LOUISVILLE — When future Kentucky Derby winner American Pharoah arrived in trainer Bob Baffert’s California barn last summer, he was disagreeable in the extreme, ornery and disinclined to relax while learning a racehorse’s routine from his human handlers. Before his first race last August at Del Mar, Pharoah became overheated and difficult and finished fifth as the prohibitive favorite. Baffert, who had seen glimpses of the colt’s immense talent and classic stride in training, decided to make changes to both the horse’s routine and equipment. One of the most significant changes was to outfit American Pharoah with earplugs.
On the morning after Pharoah’s one-length Derby victory over California rival Firing Line (with Pharoah’s Baffert-trained stablemate Dortmund in third), Baffert and assistant trainer Jimmy Barnes showed Sports Illustrated the plugs that Pharoah has been wearing throughout a five-race winning streak that now includes his Derby victory. Pharoah’s earplugs are puffy, soft balls—smaller than tennis balls, bigger than golf balls—that can be purchased at a trackside tack shop or online for about $6. Baffert said that American Pharoah wears the plugs, “whenever he’s outside his stall for any reason.”
Baffert said he went to the earplugs to get Pharoah to behave in a more relaxed fashion by reducing his exposure to loud, external stimuli. “He was such a handful when we first got him,” said Baffert. “We decided to try the earplugs because they help to keep him more focused. They’re great for big crowds and noise. They don’t work for all horses. Some horses will get mad at you and shake their head when you put them in.”
Baffert said he uses earplugs on just two horses in his stable—the two that ran in the Kentucky Derby. Dortmund also uses plugs, but his are tethered to each other by a string, which jockey Martin Garcia uses to snatch the plugs out just before the race starts. Dortmund is less bothered, and possibly motivated, by noise during a race.

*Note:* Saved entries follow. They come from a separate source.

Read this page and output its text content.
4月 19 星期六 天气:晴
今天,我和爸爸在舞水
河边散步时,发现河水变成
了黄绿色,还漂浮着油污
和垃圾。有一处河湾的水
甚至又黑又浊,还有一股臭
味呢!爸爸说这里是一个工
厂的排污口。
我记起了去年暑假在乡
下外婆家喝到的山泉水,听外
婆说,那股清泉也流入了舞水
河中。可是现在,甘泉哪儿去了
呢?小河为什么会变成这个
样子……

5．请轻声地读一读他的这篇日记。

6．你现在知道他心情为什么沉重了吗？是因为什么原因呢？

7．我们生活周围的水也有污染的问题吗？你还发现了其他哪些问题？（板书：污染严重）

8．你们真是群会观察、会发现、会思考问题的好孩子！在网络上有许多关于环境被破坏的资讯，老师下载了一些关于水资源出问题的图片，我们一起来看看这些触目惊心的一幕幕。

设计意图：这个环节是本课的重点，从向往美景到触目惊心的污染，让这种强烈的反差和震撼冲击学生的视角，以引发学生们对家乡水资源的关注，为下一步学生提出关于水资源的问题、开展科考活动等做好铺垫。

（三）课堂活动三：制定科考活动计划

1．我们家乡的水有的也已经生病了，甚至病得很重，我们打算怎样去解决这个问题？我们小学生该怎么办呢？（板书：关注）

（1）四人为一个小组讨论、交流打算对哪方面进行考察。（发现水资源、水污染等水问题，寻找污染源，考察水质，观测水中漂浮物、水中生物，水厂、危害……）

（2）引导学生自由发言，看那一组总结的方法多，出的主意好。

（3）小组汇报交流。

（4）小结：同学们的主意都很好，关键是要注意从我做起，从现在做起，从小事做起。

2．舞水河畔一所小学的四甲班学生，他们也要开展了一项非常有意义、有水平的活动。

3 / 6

It’s not clear how many racehorses use earplugs, but the practice is not uncommon. The mare Zenyatta, who won the Breeders’ Cup Classic in 2009, won Horse of the Year in ’10 and didn’t lose a race until the final start of her 20-race career, had absorbent cotton stuffed into her ears at all times outside her stall from very early in her training. “Early on, we could see that she was distracted by people yelling around the barn or by the sound of a rider hitting a horse with a whip,” says John Shirreffs, who trained Zenyatta. “Those overreactions would affect her ability to relax.”
Shirreffs said he frequently uses plugs or cotton as a temporary aid, and sometimes more intensively. “Horses have a very keen sense of hearing,” says Shirreffs. “If a horse is distracted by a situation with a lot of clapping or other noises, they’re going to get wound up and waste energy, especially high-strung, Grade I caliber horses. You need them to calm down a little to relax and cover a distance of ground. Now maybe with a sprinter, you want noise, to keep him engaged.”
Both Shirreffs and Baffert said that earplugs are more commonly used in show jumping, and that harness horses often employ the removable type of plugs that Dortmund uses. Another option for horses is a style of hood that covers the horse’s ears, although this is not commonly used with thoroughbred racehorses in the U.S.
Even Baffert can’t fully measure the effect of the earplugs on American Pharoah’s racing. With the plugs, he won two races late last summer and then dominated two Derby preps in Arkansas. Before Saturday’s Kentucky Derby, however, Pharoah—with his plugs in—was clearly uncomfortable on the traditional walk around the clubhouse turn from the Churchill Downs barn area to the saddling paddock, when he was surrounded by dozens of members of various entourages and media members and eventually passed the jammed grandstand. “He had a little bit of a meltdown,” said Baffert. Whether the earplugs diminished that meltdown is guesswork, but Baffert said he expects American Pharoah to wear them in the Preakness, as well.